Second, dealing with the FPGA requires a different set of skills than those common in the DSP community. When deciding which platform to choose, today's rule of thumb is: if a general-purpose processor can keep up with the spec, stay there. If not, pick the DSP processor when it meets the necessary MAC rate. Finally, if one needs outstanding performance, the FPGA is the best choice. Again, the challenge is that the number of SW development experts far exceeds the number of DSP processor programmers, which in turn is larger than a number of the FPGA designers capable of implementing the DSP algorithms. Finally, even with appropriate FPGA expertise available, creating a good DSP design that capitalizes on the FPGA's major benefits is a time consuming and elaborate process.
What about the ASIC? The FPGAs offer many of the same advantages as ASICs, such as reduction in size, weight and power dissipation; higher throughput; better design security against unauthorized copies; reduced device and inventory cost; and reduced board test cost.
ASICs lose to FPGAs when it comes to reduction in development time by a factor of three to four; ability to modify the configuration, including remote in-circuit programmability; and lower NRE costs that a customer pays prior to obtaining an actual ASIC device.

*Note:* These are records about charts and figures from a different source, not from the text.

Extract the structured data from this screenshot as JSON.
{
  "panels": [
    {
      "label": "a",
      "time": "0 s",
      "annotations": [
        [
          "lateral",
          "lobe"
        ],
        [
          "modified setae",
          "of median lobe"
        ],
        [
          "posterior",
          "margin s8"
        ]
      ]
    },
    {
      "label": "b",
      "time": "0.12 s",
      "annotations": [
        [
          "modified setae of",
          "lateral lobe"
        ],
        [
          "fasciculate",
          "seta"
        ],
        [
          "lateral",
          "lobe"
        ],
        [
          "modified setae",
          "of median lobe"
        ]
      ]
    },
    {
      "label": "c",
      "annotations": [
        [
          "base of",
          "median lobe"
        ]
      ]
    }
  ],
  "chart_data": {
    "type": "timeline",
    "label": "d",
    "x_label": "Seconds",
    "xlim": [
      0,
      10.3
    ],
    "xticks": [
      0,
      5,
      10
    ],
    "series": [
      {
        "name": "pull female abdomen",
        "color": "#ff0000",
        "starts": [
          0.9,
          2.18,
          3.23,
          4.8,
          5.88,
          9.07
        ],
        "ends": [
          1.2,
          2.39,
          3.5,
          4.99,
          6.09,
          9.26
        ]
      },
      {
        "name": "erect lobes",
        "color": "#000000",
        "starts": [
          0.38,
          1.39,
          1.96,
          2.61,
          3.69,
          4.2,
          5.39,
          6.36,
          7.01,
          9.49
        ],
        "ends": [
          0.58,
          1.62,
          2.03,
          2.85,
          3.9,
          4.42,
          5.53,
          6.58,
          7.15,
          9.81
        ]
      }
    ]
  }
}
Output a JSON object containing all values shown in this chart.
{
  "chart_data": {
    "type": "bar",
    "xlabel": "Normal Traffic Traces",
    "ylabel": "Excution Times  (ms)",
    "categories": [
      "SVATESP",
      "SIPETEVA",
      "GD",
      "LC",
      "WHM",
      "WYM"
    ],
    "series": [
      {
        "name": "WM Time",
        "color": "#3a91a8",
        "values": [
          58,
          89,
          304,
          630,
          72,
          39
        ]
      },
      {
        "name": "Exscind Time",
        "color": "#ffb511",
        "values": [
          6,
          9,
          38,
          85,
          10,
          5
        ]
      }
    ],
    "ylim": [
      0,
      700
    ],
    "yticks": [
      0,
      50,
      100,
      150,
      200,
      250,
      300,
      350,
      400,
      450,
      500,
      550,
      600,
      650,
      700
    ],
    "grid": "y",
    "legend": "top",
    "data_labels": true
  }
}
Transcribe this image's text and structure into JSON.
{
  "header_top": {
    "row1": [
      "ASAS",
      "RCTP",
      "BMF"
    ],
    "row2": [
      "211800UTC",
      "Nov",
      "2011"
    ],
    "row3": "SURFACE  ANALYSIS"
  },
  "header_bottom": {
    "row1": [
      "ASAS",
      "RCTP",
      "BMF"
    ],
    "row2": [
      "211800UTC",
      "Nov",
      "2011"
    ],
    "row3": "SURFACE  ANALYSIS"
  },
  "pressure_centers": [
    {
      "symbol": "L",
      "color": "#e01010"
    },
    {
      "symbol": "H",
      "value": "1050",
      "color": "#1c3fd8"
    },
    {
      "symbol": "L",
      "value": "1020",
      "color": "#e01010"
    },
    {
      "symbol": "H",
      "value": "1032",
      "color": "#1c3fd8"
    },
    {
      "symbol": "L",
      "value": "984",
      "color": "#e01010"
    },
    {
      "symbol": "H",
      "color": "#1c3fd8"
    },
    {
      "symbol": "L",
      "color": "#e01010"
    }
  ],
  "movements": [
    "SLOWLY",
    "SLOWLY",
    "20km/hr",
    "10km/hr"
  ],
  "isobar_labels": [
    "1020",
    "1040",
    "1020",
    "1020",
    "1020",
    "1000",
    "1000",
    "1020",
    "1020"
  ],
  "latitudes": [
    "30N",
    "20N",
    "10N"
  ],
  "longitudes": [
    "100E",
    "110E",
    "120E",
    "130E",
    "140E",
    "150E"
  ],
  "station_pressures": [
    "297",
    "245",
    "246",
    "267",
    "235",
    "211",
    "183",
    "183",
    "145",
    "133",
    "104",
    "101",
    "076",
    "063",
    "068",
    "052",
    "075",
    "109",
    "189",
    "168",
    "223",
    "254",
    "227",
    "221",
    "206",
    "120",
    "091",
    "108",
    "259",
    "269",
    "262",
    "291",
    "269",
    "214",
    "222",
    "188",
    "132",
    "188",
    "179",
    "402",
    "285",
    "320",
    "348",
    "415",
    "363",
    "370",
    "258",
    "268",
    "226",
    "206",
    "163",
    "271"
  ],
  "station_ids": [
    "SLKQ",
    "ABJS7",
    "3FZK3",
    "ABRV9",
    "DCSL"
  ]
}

Typical DSP development flow
Atypical DSP development flow chart is shown in Fig 2. Usually, an algorithm makes its first appearance as a floating-point software model. The algorithm gets tested, evaluated and verified using an appropriate test bench. It is worth noting the test bench development often takes the same or even more effort as the algorithm design. Floating-point representation lets algorithm creators take advantage of high-precision computations while not caring about dynamic range. At this stage, the algorithm is implementation independent.
As soon as the algorithm is found to be useful, it needs to be converted into the fixed-point representation. Implementing floating-point calculations directly, while possible in principle, takes a huge amount of silicon resources, and/or the computation rate is painfully slow. This stage is implementation dependent. In many cases, the conversion is not a straightforward process. On the contrary, it may take several iterations and experiments to obtain acceptable results. Whoever does the conversion, the person or group needs to possess good knowledge of the algorithm and reasonable familiarity with the implementation platform.
After the fixed-point algorithm gets verified, the actual implementation may start. Until that point the DSP architects use one of the common programming languages like C/C++, or an environment supporting a higher level of abstraction, like the MATLAB-Simulink package from Mathworks. In order to implement the algorithm on the FPGA, it needs to be handed over to the FPGA designers.